Édito : Un seul continent, un seul futur

 Édito : Un seul continent, un seul futur

L’Afrique est un continent riche en ressources, en jeunesse, en cultures et en histoire. Pourtant, son développement reste un défi. Pour gagner cette bataille, une idée simple mais puissante revient toujours : l’union véritable. L’Afrique doit s’unir, non pas seulement en paroles, mais dans les actions concrètes. C’est la clé pour construire un avenir meilleur pour tous ses habitants.

Aujourd’hui, le monde est organisé en grands ensembles. Les pays se regroupent pour être plus forts, pour négocier de meilleurs accords, pour partager leurs savoirs. L’Afrique aussi a commencé ce voyage avec l’Union africaine. Mais souvent, les frontières héritées du passé, les différences politiques ou les intérêts à court terme empêchent une vraie unité. Le résultat est que le continent, malgré son immense potentiel, reste parfois fragmenté. Cela limite son pouvoir économique, sa voix sur la scène mondiale et sa capacité à améliorer la vie quotidienne des gens.

Prenons l’exemple du commerce. En Afrique, les échanges entre pays sont encore trop faibles. Les barrières douanières, le manque de bonnes routes ou de lignes de train efficaces rendent les choses difficiles. Un agriculteur d’un pays peut avoir du mal à vendre sa production dans le pays voisin. Pourtant, si les marchés s’ouvraient vraiment, cela créerait des emplois, stabiliserait les prix et rendrait les économies plus solides. Une union économique réelle, avec une zone de libre échange qui fonctionne pleinement, serait un énorme pas en avant. Cela permettrait aux entreprises africaines de grandir et de rivaliser sur le marché mondial.

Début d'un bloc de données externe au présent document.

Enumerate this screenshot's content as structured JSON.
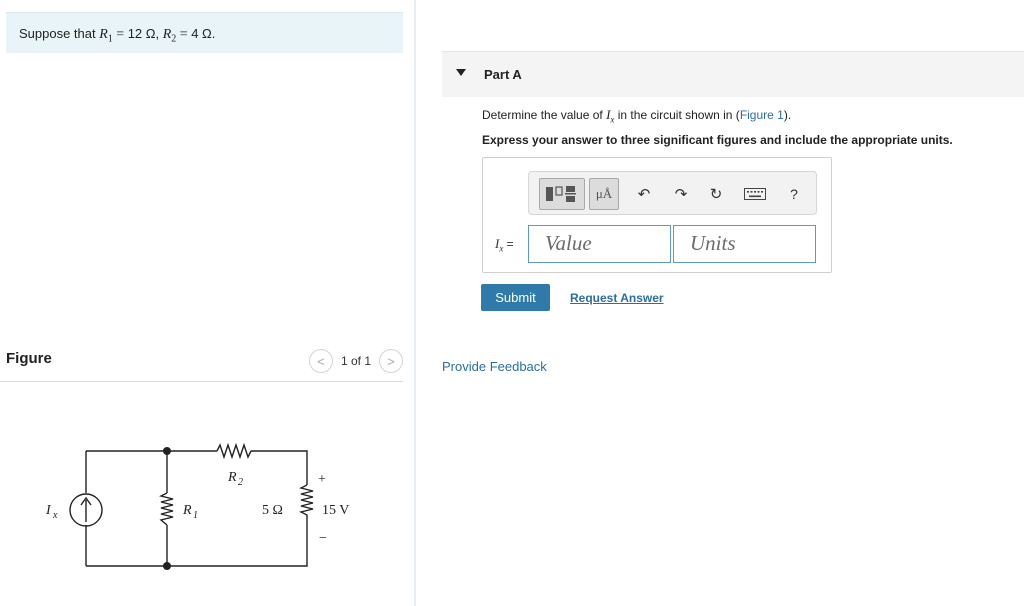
{
  "problem": {
    "prefix": "Suppose that ",
    "r1_symbol": "R",
    "r1_sub": "1",
    "r1_eq": " = ",
    "r1_value": "12 Ω",
    "sep": ", ",
    "r2_symbol": "R",
    "r2_sub": "2",
    "r2_eq": " = ",
    "r2_value": "4 Ω",
    "end": "."
  },
  "figure": {
    "title": "Figure",
    "pager": {
      "prev": "<",
      "text": "1 of 1",
      "next": ">"
    },
    "circuit_labels": {
      "ix": "I",
      "ix_sub": "x",
      "r1": "R",
      "r1_sub": "1",
      "r2": "R",
      "r2_sub": "2",
      "r3": "5 Ω",
      "v_plus": "+",
      "v_minus": "−",
      "voltage": "15 V"
    }
  },
  "part": {
    "caret": "▼",
    "title": "Part A",
    "question_prefix": "Determine the value of ",
    "question_var": "I",
    "question_var_sub": "x",
    "question_mid": " in the circuit shown in (",
    "question_link": "Figure 1",
    "question_suffix": ").",
    "instruction": "Express your answer to three significant figures and include the appropriate units."
  },
  "toolbar": {
    "units_label": "μÅ",
    "undo": "↶",
    "redo": "↷",
    "reset": "↻",
    "help": "?"
  },
  "answer": {
    "var": "I",
    "var_sub": "x",
    "eq": " =",
    "value_placeholder": "Value",
    "units_placeholder": "Units"
  },
  "buttons": {
    "submit": "Submit",
    "request_answer": "Request Answer",
    "feedback": "Provide Feedback"
  }
}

L’union est aussi cruciale pour d’autres défis. Prenons les questions de sécurité, la gestion de l’eau, ou la transition énergétique. Aucun pays ne peut résoudre seul les problèmes du terrorisme ou des changements climatiques. Ces défis ne respectent pas les frontières. En partageant les informations, en coordonnant leurs efforts, les pays africains peuvent bien mieux se protéger et protéger leurs populations. Travailler ensemble pour construire des grands projets d’énergies renouvelables, par exemple, serait bénéfique pour tout le continent.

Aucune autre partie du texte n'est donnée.